Perry parlayed the Fetchit persona into a successful film career and became a millionaire. He was the first black actor to do so. He was also the first black actor to receive featured screen credit in a film.
Perry's film career slowed after 1939, and after 1953, nearly stopped altogether. Around that time, the actor and the character began to be seen by black Americans and Americans at large as an embarrassing and harmful anachronism, echoing and perpetuating negative stereotypes. The Stepin Fetchit character has undergone a re-evaluation by some scholars, who view him as an embodiment of the trickster archetype.
Little is certain about Perry's background other than that he was born in Key West, Florida, to West Indian immigrants. He was the second child of Joseph Perry, a cigar maker from Jamaica (although some sources indicate the Bahamas) and Dora Monroe, a seamstress from Nassau. Both of his parents came to the United States in the 1890s, where they married. By 1910, the family had moved north to Tampa, Florida. Another source says he was adopted when he was eleven years old and taken to live in Montgomery, Alabama.
His mother wanted him to be a dentist, so Perry was adopted by a quack dentist, for whom he blacked boots before running away at age twelve to join a carnival.

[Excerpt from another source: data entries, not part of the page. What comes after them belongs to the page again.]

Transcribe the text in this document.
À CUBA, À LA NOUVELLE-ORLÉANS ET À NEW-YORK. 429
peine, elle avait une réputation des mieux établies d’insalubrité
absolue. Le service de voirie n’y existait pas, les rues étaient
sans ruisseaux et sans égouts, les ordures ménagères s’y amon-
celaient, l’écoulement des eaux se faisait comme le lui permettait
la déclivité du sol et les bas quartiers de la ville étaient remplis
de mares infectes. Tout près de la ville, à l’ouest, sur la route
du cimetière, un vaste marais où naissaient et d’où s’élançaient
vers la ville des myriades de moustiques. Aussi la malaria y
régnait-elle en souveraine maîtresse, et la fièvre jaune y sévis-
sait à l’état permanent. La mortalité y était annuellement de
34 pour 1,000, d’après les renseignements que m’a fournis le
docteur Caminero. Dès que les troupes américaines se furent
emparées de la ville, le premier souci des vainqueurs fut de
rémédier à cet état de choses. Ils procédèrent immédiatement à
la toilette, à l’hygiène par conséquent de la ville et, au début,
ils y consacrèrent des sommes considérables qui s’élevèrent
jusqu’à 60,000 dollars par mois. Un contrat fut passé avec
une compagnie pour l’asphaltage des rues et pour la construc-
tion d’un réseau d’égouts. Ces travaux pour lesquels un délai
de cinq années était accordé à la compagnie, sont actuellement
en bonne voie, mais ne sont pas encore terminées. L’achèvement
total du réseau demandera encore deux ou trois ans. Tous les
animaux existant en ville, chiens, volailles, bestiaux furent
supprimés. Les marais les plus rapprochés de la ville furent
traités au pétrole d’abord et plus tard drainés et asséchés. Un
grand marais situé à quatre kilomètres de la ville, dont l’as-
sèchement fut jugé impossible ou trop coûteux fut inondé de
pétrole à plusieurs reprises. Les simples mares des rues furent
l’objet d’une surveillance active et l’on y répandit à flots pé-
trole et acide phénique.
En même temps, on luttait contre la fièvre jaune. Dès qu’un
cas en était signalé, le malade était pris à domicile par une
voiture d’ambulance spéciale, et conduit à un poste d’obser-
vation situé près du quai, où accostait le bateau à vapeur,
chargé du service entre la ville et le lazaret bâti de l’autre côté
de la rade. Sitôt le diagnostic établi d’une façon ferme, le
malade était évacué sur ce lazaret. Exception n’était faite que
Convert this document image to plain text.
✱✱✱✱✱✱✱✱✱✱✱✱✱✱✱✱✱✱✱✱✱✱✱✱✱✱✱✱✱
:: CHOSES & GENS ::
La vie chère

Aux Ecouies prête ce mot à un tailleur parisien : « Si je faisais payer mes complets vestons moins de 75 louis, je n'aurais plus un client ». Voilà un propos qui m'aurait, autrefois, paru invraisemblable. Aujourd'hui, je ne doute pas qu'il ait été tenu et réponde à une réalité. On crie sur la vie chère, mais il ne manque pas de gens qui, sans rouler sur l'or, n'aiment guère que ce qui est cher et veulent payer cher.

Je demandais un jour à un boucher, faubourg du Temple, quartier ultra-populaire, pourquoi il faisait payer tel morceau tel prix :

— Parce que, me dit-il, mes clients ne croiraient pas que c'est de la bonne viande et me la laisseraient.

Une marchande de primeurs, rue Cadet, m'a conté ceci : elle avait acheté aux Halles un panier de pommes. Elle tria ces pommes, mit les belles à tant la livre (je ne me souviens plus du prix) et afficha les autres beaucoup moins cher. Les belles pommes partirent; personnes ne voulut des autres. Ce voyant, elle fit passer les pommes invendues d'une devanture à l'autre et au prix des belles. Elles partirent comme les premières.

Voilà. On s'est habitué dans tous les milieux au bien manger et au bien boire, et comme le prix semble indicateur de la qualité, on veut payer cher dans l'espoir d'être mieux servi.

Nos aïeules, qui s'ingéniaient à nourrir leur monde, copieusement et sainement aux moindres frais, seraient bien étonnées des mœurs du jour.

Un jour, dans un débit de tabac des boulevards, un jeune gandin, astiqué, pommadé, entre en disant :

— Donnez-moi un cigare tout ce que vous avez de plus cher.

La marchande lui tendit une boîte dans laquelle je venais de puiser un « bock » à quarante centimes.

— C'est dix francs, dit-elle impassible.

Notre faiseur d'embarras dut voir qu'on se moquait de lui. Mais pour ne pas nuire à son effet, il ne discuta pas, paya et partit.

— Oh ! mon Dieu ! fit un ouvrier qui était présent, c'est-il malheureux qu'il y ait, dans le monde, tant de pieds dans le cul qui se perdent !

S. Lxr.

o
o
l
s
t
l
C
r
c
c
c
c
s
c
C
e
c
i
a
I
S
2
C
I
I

He earned his living for a few years as a singer and tap dancer.
Perry began entertaining in his teens as a comic character actor. By the age of twenty, Perry had become a vaudeville artist and the manager of a traveling carnival show. His stage name was a contraction of "step and fetch it". His accounts of how he adopted the name varied, but generally he claimed that it originated when he performed a vaudeville act with a partner. Perry won money betting on a racehorse named "Step and Fetch It", and he and his partner decided to adopt the names "Step" and "Fetchit" for their act. When Perry became a solo act he combined the two names, which later became his professional name.